世界のエネルギー戦略は将来的な脱炭素・脱化石燃料を目指すカーボンニュートラル社会の実現に向かっているが、エネルギー・トランジション期においては石油を中心とした化石燃料の重要性が再認識されている。本調査事業では、欧米を中心にアジア地域も含めたエネルギー・トランジション期におけるGHG削減を伴った石油精製事業の動向分析を実施した。
調査内容は6つの主要項目から構成されている。第一に、海外主要国における石油精製業の事業に影響を及ぼす政策・規制動向および各石油関連企業の動向調査では、欧州、米国、中国、インドなどの政策動向を地域別に調査し、日本の石油産業の脱・低炭素化戦略を検討した。第二に、国際海運のカーボンニュートラルに向けた動向および石油精製事業への影響調査では、IMOによる2050年までのGHG排出量半減目標に関する議論や将来の船舶燃料について分析した。
第三に、合成燃料製造技術とその将来性に関する調査では、カーボンニュートラル実現の切り札として期待される次世代液体燃料e-fuelについて、欧州を中心とした開発・導入状況を調査した。第四に、次世代輸送用液体燃料の最新動向調査では、バイオ燃料を中心とした持続可能な石油代替燃料について、各輸送部門の規制動向を踏まえた研究・開発動向や生産体制を調査した。第五に、海外主要国における石油精製業に関する環境規制・燃料油品質規制動向調査を継続的に実施し、第六に、収集した情報を国内石油産業の維持・強化を目的として定期的に発信した。
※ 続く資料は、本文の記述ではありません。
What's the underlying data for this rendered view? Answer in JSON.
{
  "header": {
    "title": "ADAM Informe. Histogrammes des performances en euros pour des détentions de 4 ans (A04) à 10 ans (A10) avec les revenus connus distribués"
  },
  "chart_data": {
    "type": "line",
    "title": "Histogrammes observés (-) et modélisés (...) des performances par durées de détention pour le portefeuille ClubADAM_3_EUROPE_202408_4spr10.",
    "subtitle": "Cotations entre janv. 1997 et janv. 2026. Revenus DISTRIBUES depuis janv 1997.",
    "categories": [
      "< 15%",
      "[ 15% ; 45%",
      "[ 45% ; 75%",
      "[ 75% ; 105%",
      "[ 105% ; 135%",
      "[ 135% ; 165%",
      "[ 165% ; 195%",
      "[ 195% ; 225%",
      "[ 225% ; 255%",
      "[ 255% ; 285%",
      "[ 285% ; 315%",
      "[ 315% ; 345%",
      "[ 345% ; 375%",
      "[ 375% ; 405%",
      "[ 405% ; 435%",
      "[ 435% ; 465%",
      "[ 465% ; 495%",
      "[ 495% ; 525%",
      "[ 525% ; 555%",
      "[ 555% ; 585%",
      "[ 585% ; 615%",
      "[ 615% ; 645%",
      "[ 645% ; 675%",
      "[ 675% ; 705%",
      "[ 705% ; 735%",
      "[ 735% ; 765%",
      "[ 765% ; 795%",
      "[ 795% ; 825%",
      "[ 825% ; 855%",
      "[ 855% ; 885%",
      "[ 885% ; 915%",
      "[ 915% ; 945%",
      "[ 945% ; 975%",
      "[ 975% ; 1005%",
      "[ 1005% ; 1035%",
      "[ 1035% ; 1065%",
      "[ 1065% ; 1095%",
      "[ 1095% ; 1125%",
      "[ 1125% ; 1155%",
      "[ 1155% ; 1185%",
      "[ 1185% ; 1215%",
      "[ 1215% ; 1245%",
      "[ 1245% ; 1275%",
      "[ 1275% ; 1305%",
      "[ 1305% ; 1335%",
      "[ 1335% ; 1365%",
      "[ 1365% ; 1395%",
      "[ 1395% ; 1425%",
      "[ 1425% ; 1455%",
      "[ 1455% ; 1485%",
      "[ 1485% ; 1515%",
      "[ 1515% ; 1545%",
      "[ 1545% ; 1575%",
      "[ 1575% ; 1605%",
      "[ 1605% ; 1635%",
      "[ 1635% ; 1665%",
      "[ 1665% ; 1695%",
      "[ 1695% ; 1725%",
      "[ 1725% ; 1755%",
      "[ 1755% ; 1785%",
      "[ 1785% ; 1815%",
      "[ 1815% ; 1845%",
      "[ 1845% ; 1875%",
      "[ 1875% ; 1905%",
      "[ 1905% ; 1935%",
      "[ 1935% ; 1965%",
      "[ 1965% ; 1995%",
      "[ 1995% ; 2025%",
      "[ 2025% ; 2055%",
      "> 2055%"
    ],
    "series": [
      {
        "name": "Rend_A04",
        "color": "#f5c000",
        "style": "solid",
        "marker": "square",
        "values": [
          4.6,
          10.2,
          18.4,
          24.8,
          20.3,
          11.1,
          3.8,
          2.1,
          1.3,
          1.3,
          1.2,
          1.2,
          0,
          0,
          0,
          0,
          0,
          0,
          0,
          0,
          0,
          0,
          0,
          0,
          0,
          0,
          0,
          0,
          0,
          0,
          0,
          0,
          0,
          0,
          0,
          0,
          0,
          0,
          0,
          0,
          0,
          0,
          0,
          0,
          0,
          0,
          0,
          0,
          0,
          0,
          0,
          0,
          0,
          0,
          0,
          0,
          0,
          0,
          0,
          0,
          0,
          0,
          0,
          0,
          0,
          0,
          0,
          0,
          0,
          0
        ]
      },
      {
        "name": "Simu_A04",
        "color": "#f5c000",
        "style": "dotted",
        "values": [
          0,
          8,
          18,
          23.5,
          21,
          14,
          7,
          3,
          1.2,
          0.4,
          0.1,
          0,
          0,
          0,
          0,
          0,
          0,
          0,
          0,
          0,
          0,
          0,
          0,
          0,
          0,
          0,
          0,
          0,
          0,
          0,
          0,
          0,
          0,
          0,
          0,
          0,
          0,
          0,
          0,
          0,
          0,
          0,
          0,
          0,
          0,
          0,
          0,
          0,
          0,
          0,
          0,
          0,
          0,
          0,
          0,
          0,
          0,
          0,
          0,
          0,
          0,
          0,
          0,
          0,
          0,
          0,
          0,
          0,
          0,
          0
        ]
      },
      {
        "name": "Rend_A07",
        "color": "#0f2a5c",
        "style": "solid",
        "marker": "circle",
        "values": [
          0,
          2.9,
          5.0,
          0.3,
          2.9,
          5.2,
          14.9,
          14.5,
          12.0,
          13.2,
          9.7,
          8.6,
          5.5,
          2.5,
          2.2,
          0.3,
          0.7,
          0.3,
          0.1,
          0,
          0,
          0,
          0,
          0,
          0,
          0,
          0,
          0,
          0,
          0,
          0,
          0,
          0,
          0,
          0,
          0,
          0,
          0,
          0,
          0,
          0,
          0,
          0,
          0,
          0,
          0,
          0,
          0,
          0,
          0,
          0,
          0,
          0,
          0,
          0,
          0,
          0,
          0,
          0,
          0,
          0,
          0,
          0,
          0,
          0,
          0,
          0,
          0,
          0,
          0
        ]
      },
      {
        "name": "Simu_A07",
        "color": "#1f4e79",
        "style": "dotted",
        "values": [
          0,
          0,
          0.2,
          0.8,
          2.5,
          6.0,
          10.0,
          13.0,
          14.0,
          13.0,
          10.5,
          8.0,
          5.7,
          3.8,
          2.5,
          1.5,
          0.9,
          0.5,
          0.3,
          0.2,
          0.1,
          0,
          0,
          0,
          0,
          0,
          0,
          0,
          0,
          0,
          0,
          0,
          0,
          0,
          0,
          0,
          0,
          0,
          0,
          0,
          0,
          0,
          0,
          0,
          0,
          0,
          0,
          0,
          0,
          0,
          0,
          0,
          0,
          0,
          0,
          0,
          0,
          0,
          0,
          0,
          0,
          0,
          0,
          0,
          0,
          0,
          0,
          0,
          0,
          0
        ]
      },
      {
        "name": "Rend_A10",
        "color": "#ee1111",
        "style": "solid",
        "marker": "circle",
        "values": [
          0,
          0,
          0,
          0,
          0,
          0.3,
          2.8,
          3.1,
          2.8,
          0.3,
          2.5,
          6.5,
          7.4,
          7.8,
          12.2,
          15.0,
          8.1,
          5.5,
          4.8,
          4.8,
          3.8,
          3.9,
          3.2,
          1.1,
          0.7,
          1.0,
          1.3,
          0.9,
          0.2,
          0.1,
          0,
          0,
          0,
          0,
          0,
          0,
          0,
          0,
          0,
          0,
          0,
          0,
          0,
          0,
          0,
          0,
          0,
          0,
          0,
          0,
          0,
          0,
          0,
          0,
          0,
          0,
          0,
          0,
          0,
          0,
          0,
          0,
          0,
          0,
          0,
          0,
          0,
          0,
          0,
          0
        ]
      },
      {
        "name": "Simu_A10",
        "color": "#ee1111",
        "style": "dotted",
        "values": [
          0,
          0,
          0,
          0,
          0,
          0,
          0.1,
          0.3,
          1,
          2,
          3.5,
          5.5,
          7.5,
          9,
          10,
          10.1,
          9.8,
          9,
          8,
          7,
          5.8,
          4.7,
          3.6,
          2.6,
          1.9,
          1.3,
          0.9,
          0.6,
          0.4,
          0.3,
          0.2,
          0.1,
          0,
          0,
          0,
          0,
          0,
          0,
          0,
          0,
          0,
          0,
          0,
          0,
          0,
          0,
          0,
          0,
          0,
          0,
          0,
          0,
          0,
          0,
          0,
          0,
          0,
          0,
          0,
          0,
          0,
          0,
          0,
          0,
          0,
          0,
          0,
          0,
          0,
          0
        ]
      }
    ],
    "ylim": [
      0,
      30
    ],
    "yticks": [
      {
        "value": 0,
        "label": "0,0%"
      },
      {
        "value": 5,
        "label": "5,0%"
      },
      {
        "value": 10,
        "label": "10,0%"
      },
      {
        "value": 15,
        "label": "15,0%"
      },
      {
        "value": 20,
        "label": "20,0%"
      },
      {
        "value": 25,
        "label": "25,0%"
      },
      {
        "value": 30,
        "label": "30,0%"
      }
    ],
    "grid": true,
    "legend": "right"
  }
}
調査方法としては、欧州、米国、中国への調査員の長期派遣による現地企業・団体・研究機関・政府への直接的なヒアリング、学会やセミナーへの参加、インターネット・文献等による調査を実施した。調査期間は令和4年4月1日から令和5年3月31日までであり、国内石油産業のカーボンニュートラル社会への適応と国際競争力の維持・向上のための政策立案に役立てることを目的として実施された調査事業である。